Tabii insanlık gelecekte yerleşebileceği yaşama elverişli gezegen arayışında olduğu kadar bilinçli yaşam keşfi için de çaba sarf ediyor. Bugün de bu alanda önemli bir adım atıldı. Bilim insanları, henüz tespit edemedikleri bir kaynağın Dünya’ya 35 yıldır düzenli olarak 20 dakikalık enerji patlamaları gönderdiğini tespit etti. Bu patlamaların parlaklık düzeyleri de kayda değer ölçüde değişkenlik gösteriyor.
İlk bakışta bu emisyonlar, nötron yıldızları olan pulsarların veya hızlı radyo patlamalarının dışarıya çıkan patlamalara benzer bir şekilde görünüyor. Ancak yeni keşfedilen kaynak, daha önce beklenen açıklamalarla mümkün olmadığı düşünülen 20-21 dakikalık bir periyot üzerinden radyo sinyalleri gönderiyor.
Konuyu daha iyi anlayabilmek için biraz daha detay verelim. Pulsarlar, hızlı bir şekilde dönen nötron yıldızlarıdır. Bu hareketleri sırasında da radyo patlamaları yayabilirler. Dolayısıyla bir pulsar, Dünya’yı geçerken emisyonlar çok kısa süreli ve parlak bir şekilde alınabilir. Bunu dönen bir deniz fenerinin ışığına maruz kalmak gibi düşünebiliriz.
Tabii bu süreç yalnızca pulsarın manyetik alanı yeterince güçlüyse ve de yeterince hızlı dönüyorsa olabilir. Aksi takdirde Dünya’dan pulsarı görebilmemiz için ortada yeterli miktarda enerji olmaz. Pulsar ölüm çizgisi olarak adlandırılan bu durum da kaynakların tespit edilebilmesi için hızlı ve güçlü dönmesi gerektiği anlamına geliyor.

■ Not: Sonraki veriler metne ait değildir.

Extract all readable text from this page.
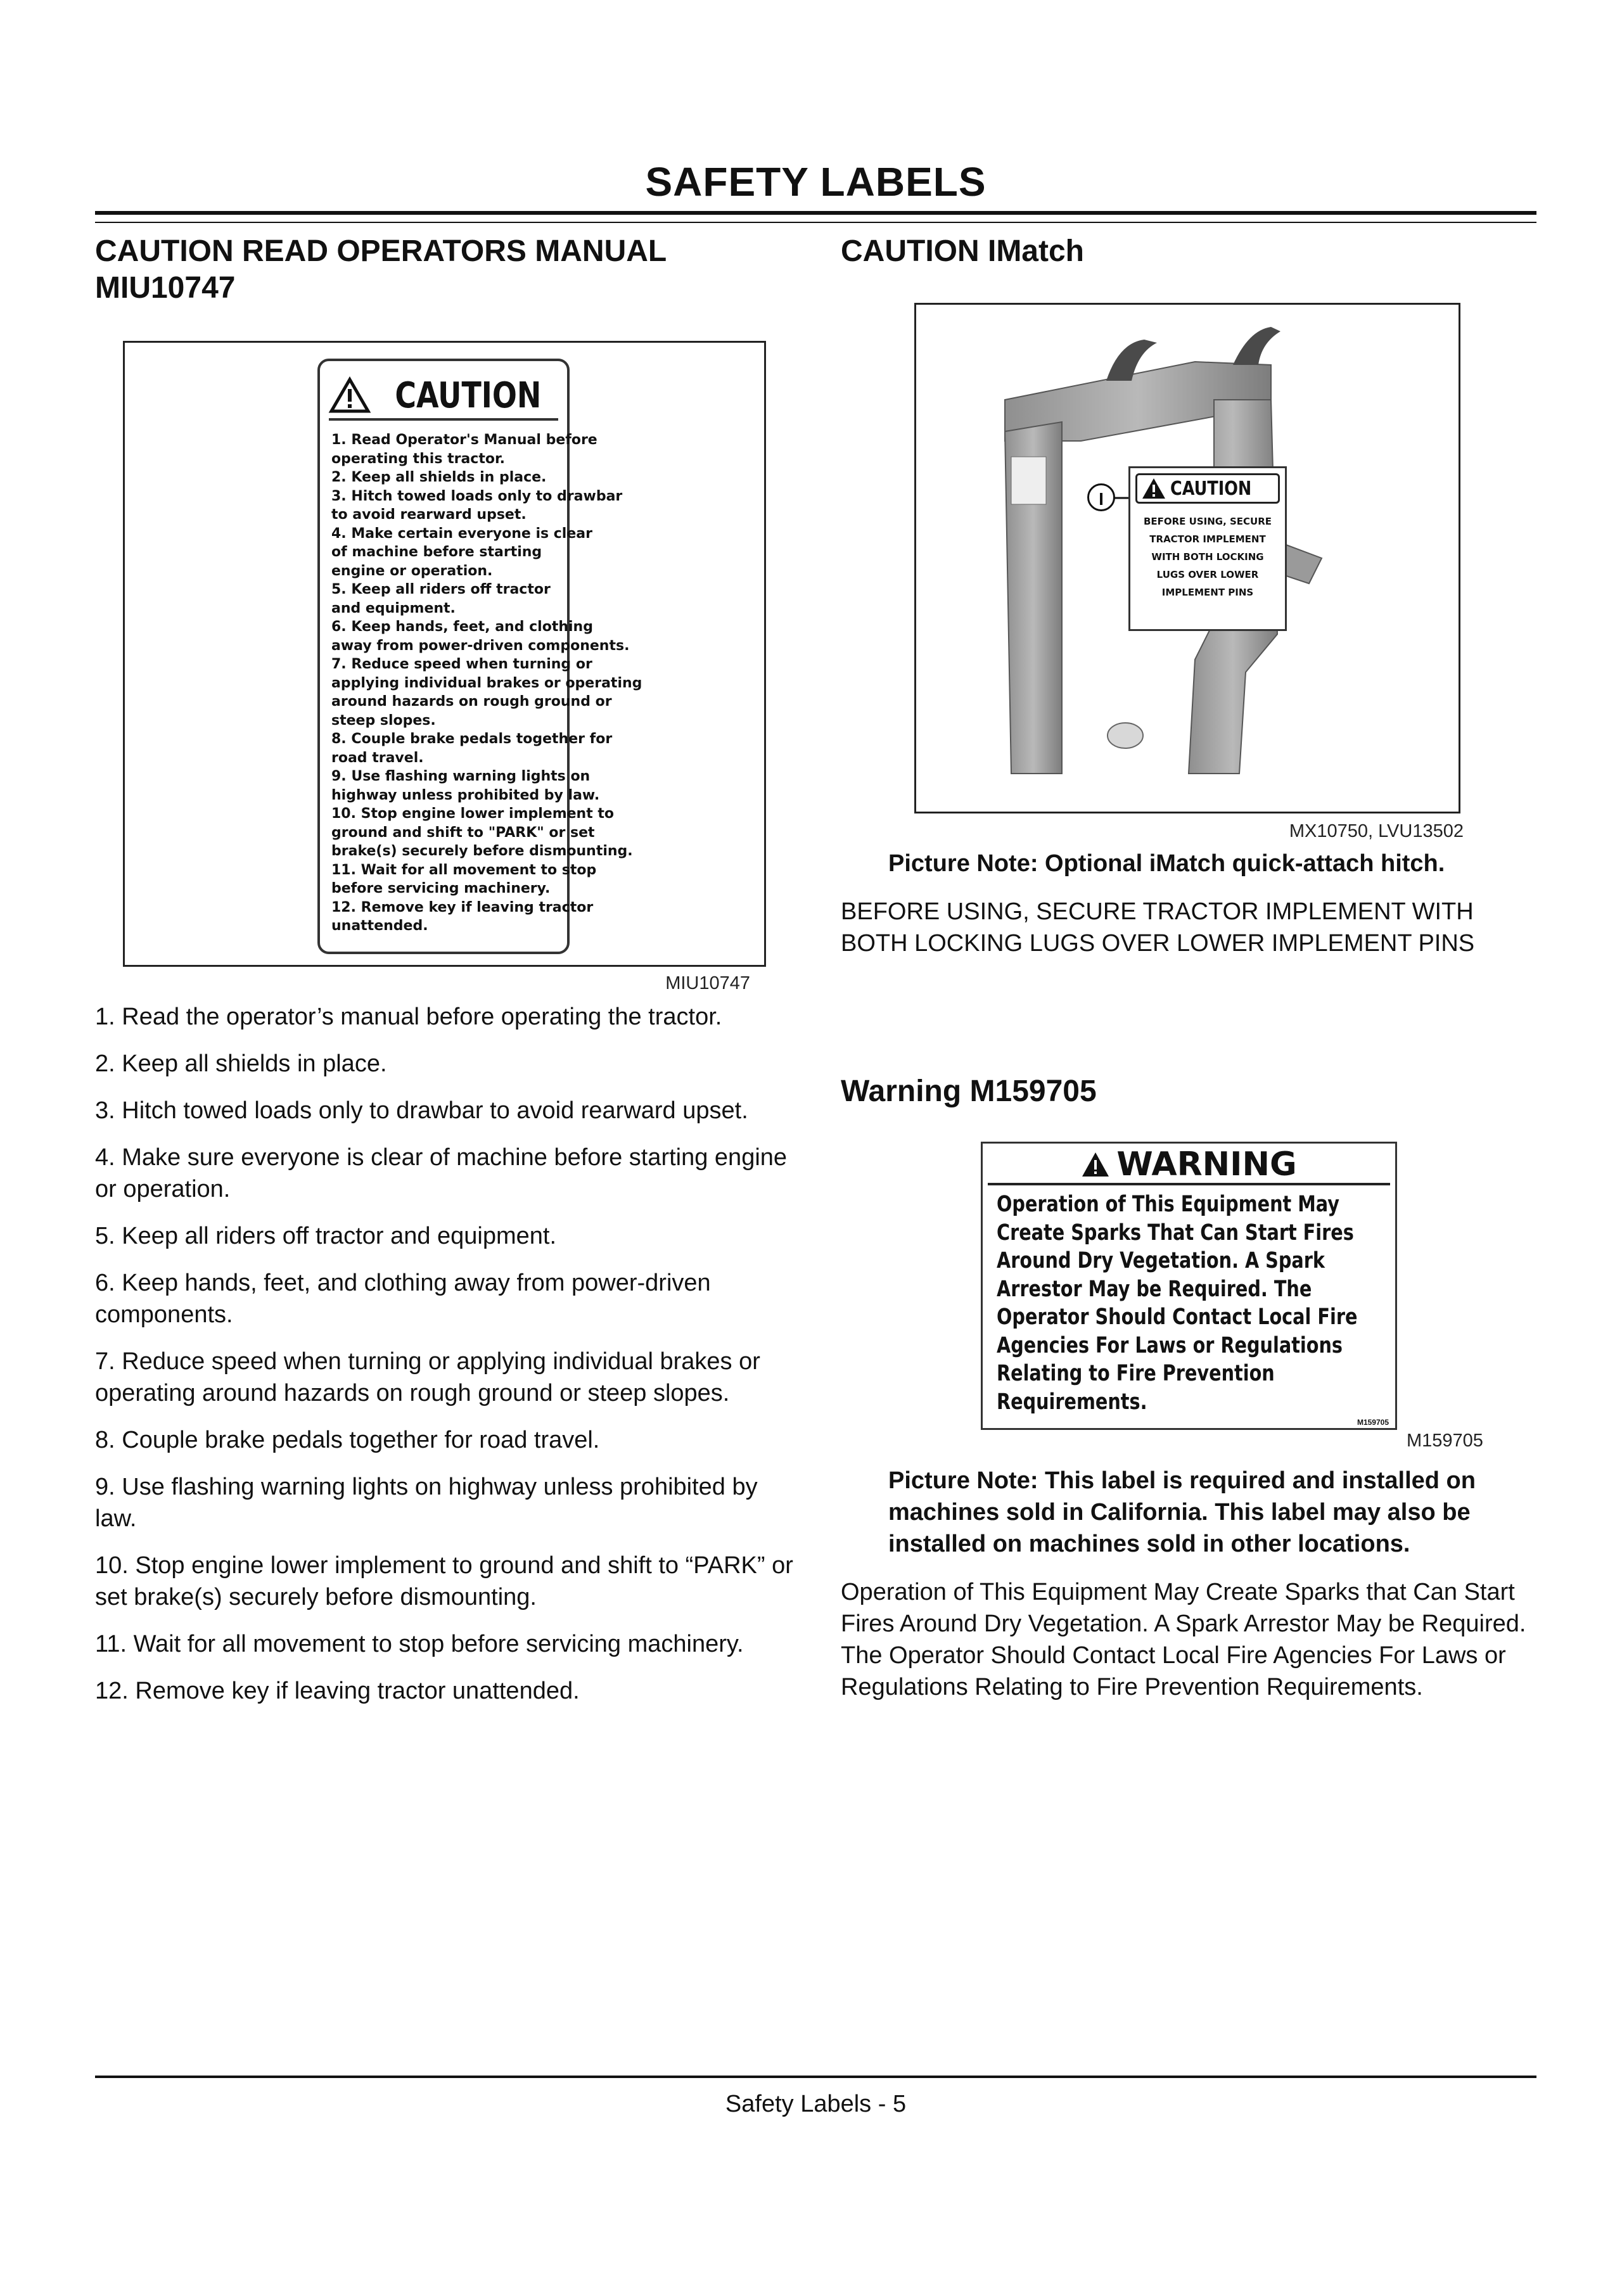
SAFETY LABELS
CAUTION READ OPERATORS MANUAL MIU10747
CAUTION
1. Read Operator's Manual before
operating this tractor.
2. Keep all shields in place.
3. Hitch towed loads only to drawbar
to avoid rearward upset.
4. Make certain everyone is clear
of machine before starting
engine or operation.
5. Keep all riders off tractor
and equipment.
6. Keep hands, feet, and clothing
away from power-driven components.
7. Reduce speed when turning or
applying individual brakes or operating
around hazards on rough ground or
steep slopes.
8. Couple brake pedals together for
road travel.
9. Use flashing warning lights on
highway unless prohibited by law.
10. Stop engine lower implement to
ground and shift to "PARK" or set
brake(s) securely before dismounting.
11. Wait for all movement to stop
before servicing machinery.
12. Remove key if leaving tractor
unattended.
MIU10747

1. Read the operator’s manual before operating the tractor.

2. Keep all shields in place.

3. Hitch towed loads only to drawbar to avoid rearward upset.

4. Make sure everyone is clear of machine before starting engine or operation.

5. Keep all riders off tractor and equipment.

6. Keep hands, feet, and clothing away from power-driven components.

7. Reduce speed when turning or applying individual brakes or operating around hazards on rough ground or steep slopes.

8. Couple brake pedals together for road travel.

9. Use flashing warning lights on highway unless prohibited by law.

10. Stop engine lower implement to ground and shift to “PARK” or set brake(s) securely before dismounting.

11. Wait for all movement to stop before servicing machinery.

12. Remove key if leaving tractor unattended.

CAUTION IMatch
I	CAUTION
BEFORE USING, SECURE
TRACTOR IMPLEMENT
WITH BOTH LOCKING
LUGS OVER LOWER
IMPLEMENT PINS
MX10750, LVU13502
Picture Note: Optional iMatch quick-attach hitch.
BEFORE USING, SECURE TRACTOR IMPLEMENT WITH BOTH LOCKING LUGS OVER LOWER IMPLEMENT PINS
Warning M159705
WARNING
Operation of This Equipment May
Create Sparks That Can Start Fires
Around Dry Vegetation. A Spark
Arrestor May be Required. The
Operator Should Contact Local Fire
Agencies For Laws or Regulations
Relating to Fire Prevention
Requirements.
M159705
M159705
Picture Note: This label is required and installed on machines sold in California. This label may also be installed on machines sold in other locations.
Operation of This Equipment May Create Sparks that Can Start Fires Around Dry Vegetation. A Spark Arrestor May be Required. The Operator Should Contact Local Fire Agencies For Laws or Regulations Relating to Fire Prevention Requirements.
Safety Labels - 5
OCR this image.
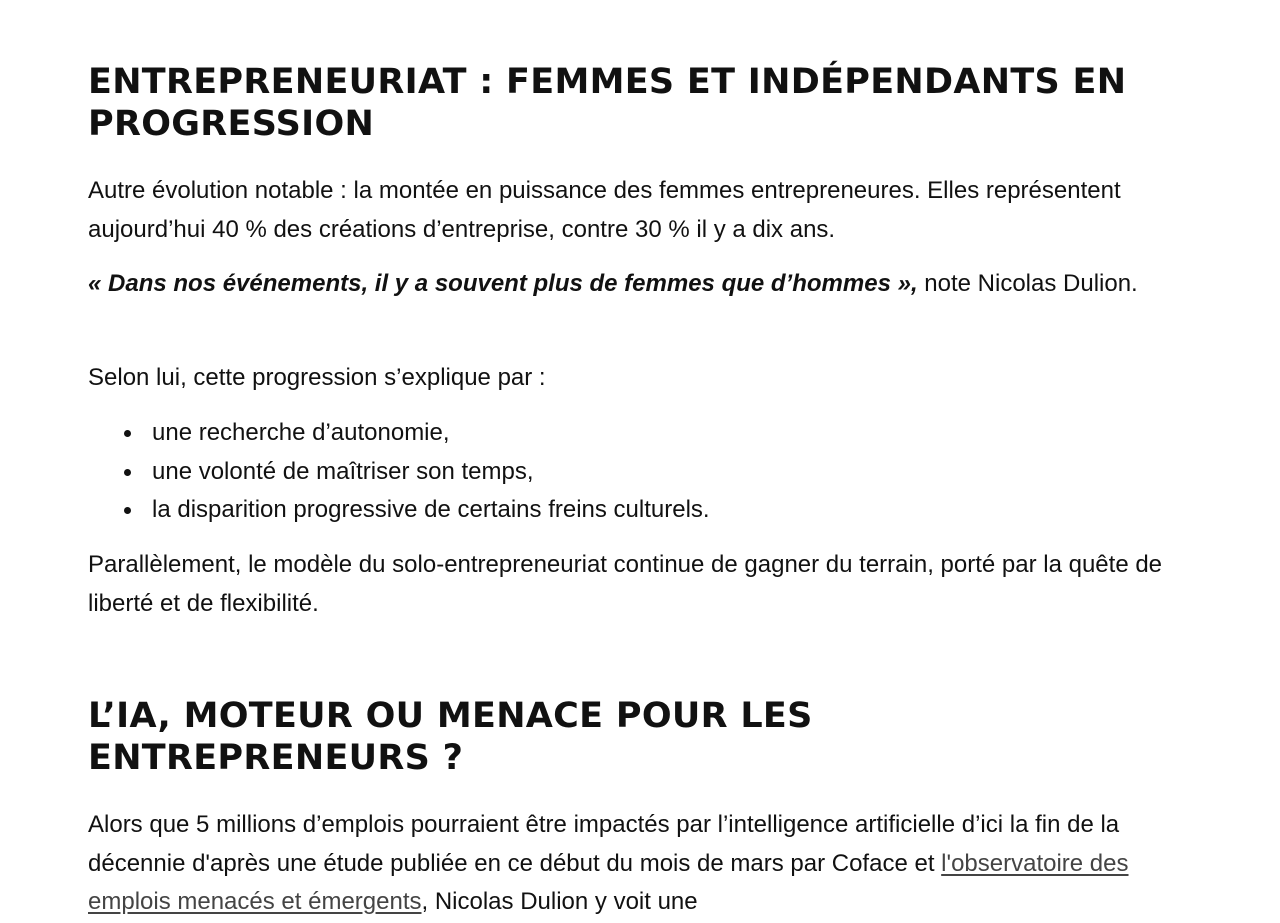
ENTREPRENEURIAT : FEMMES ET INDÉPENDANTS EN PROGRESSION

Autre évolution notable : la montée en puissance des femmes entrepreneures. Elles représentent aujourd’hui 40 % des créations d’entreprise, contre 30 % il y a dix ans.

« Dans nos événements, il y a souvent plus de femmes que d’hommes », note Nicolas Dulion.

Selon lui, cette progression s’explique par :

une recherche d’autonomie,
une volonté de maîtriser son temps,
la disparition progressive de certains freins culturels.

Parallèlement, le modèle du solo-entrepreneuriat continue de gagner du terrain, porté par la quête de liberté et de flexibilité.

L’IA, MOTEUR OU MENACE POUR LES ENTREPRENEURS ?

Alors que 5 millions d’emplois pourraient être impactés par l’intelligence artificielle d’ici la fin de la décennie d'après une étude publiée en ce début du mois de mars par Coface et l'observatoire des emplois menacés et émergents, Nicolas Dulion y voit une
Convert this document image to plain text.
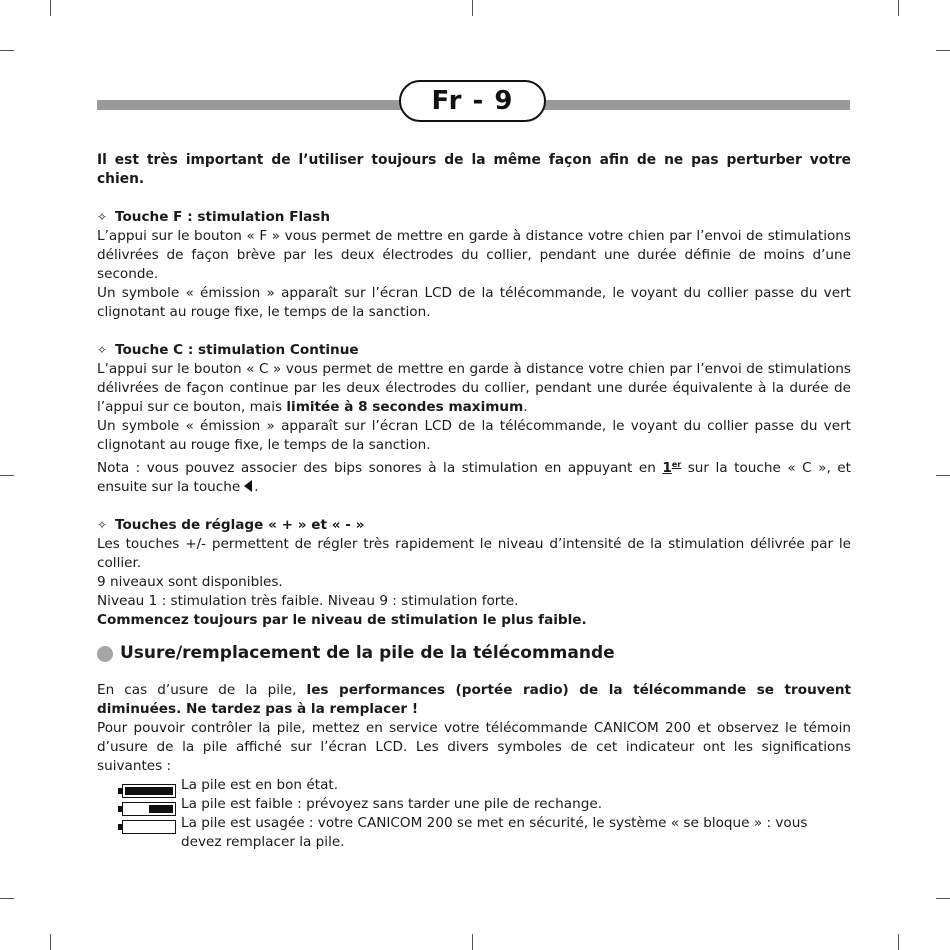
Fr - 9

Il est très important de l’utiliser toujours de la même façon afin de ne pas perturber votre chien.

✧ Touche F : stimulation Flash

L’appui sur le bouton « F » vous permet de mettre en garde à distance votre chien par l’envoi de stimulations délivrées de façon brève par les deux électrodes du collier, pendant une durée définie de moins d’une seconde.

Un symbole « émission » apparaît sur l’écran LCD de la télécommande, le voyant du collier passe du vert clignotant au rouge fixe, le temps de la sanction.

✧ Touche C : stimulation Continue

L’appui sur le bouton « C » vous permet de mettre en garde à distance votre chien par l’envoi de stimulations délivrées de façon continue par les deux électrodes du collier, pendant une durée équivalente à la durée de l’appui sur ce bouton, mais limitée à 8 secondes maximum.

Un symbole « émission » apparaît sur l’écran LCD de la télécommande, le voyant du collier passe du vert clignotant au rouge fixe, le temps de la sanction.

Nota : vous pouvez associer des bips sonores à la stimulation en appuyant en 1er sur la touche « C », et ensuite sur la touche .

✧ Touches de réglage « + » et « - »

Les touches +/- permettent de régler très rapidement le niveau d’intensité de la stimulation délivrée par le collier.

9 niveaux sont disponibles.

Niveau 1 : stimulation très faible. Niveau 9 : stimulation forte.

Commencez toujours par le niveau de stimulation le plus faible.

Usure/remplacement de la pile de la télécommande

En cas d’usure de la pile, les performances (portée radio) de la télécommande se trouvent diminuées. Ne tardez pas à la remplacer !

Pour pouvoir contrôler la pile, mettez en service votre télécommande CANICOM 200 et observez le témoin d’usure de la pile affiché sur l’écran LCD. Les divers symboles de cet indicateur ont les significations suivantes :

La pile est en bon état.

La pile est faible : prévoyez sans tarder une pile de rechange.

La pile est usagée : votre CANICOM 200 se met en sécurité, le système « se bloque » : vous devez remplacer la pile.
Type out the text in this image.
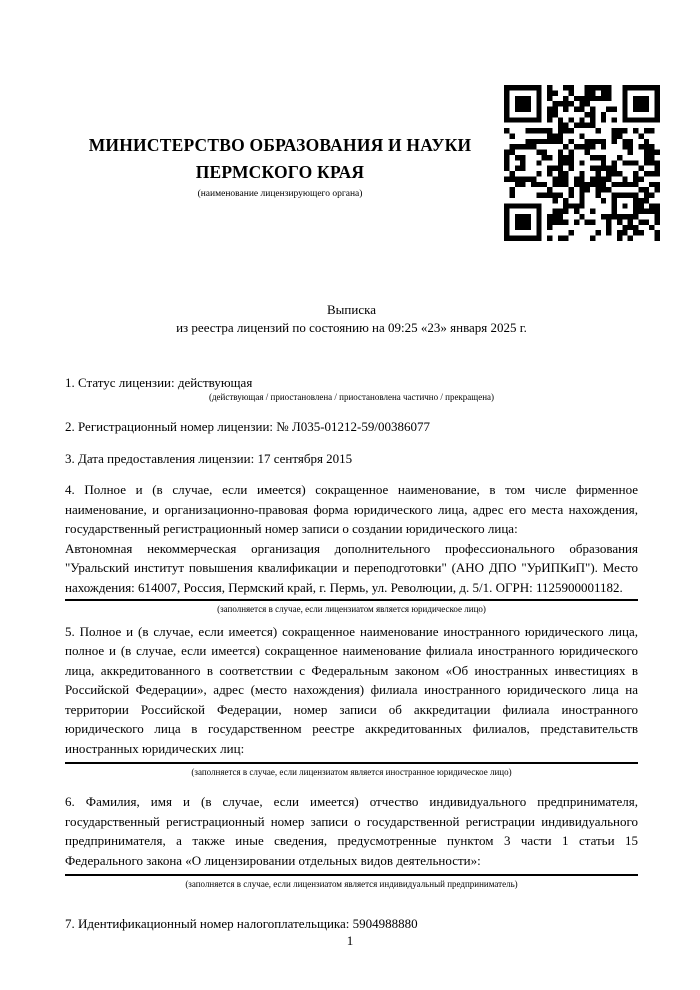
МИНИСТЕРСТВО ОБРАЗОВАНИЯ И НАУКИ
ПЕРМСКОГО КРАЯ
(наименование лицензирующего органа)
Выписка
из реестра лицензий по состоянию на 09:25 «23» января 2025 г.

1. Статус лицензии: действующая

(действующая / приостановлена / приостановлена частично / прекращена)

2. Регистрационный номер лицензии: № Л035-01212-59/00386077

3. Дата предоставления лицензии: 17 сентября 2015

4. Полное и (в случае, если имеется) сокращенное наименование, в том числе фирменное наименование, и организационно-правовая форма юридического лица, адрес его места нахождения, государственный регистрационный номер записи о создании юридического лица:

Автономная некоммерческая организация дополнительного профессионального образования "Уральский институт повышения квалификации и переподготовки" (АНО ДПО "УрИПКиП"). Место нахождения: 614007, Россия, Пермский край, г. Пермь, ул. Революции, д. 5/1. ОГРН: 1125900001182.

(заполняется в случае, если лицензиатом является юридическое лицо)

5. Полное и (в случае, если имеется) сокращенное наименование иностранного юридического лица, полное и (в случае, если имеется) сокращенное наименование филиала иностранного юридического лица, аккредитованного в соответствии с Федеральным законом «Об иностранных инвестициях в Российской Федерации», адрес (место нахождения) филиала иностранного юридического лица на территории Российской Федерации, номер записи об аккредитации филиала иностранного юридического лица в государственном реестре аккредитованных филиалов, представительств иностранных юридических лиц:

(заполняется в случае, если лицензиатом является иностранное юридическое лицо)

6. Фамилия, имя и (в случае, если имеется) отчество индивидуального предпринимателя, государственный регистрационный номер записи о государственной регистрации индивидуального предпринимателя, а также иные сведения, предусмотренные пунктом 3 части 1 статьи 15 Федерального закона «О лицензировании отдельных видов деятельности»:

(заполняется в случае, если лицензиатом является индивидуальный предприниматель)

7. Идентификационный номер налогоплательщика: 5904988880

1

Ancak yeni keşfedilen GPMJ1839-10 adlı nesne, bu ölüm çizgisinin çok ötesinde. Eğer bir pulsarsa, bilim insanlarının bu güne kadar ortaya attığı teorileri ve verileri bir çırpıda yok edebilir. Zira düşündüğümüzden çok farklı şekilde işliyor.
Fakat yalnızca pulsar değil, yüksek manyetik alanlı bir beyaz cüce veya manyetar da olabilir. Ancak bilim insanları onların da bu tür emisyonları yayma eğiliminde olmadıklarını, yani yine sıra dışı bir durumla karşı karşıya kalacaklarını söylüyor.
Olayın ardından eski kayıtları inceleyen bilim insanları, bu sinyallerin en azından 1988 yılından beri Dünya’da tespit edildiğini belirtiyor. Ancak o dönemde bu veriler anlamsız gelmiş ya da başka bir araştırma sırasında ne olduğu bilinmeden tespit edilmiş olabilir.
Üstelik şu anda teknolojimiz bu verileri yorumlayabilmek için hala yeterli düzeyde değil. Dolayısıyla önümüzdeki dönemde benzer durumlar için yeni araştırmalar da yapılacağı belirtiliyor. McGill Üniversitesi Fizik Profesörü Victoria M Kaspi de konuyla ilgili şunları söyledi:
“Zamanla, bu verilerde ne gibi başka şeylerin gizli olduğunu ve farklı astronomik zaman ölçeklerindeki gözlemlerin neyi açığa çıkaracağını göreceğiz.”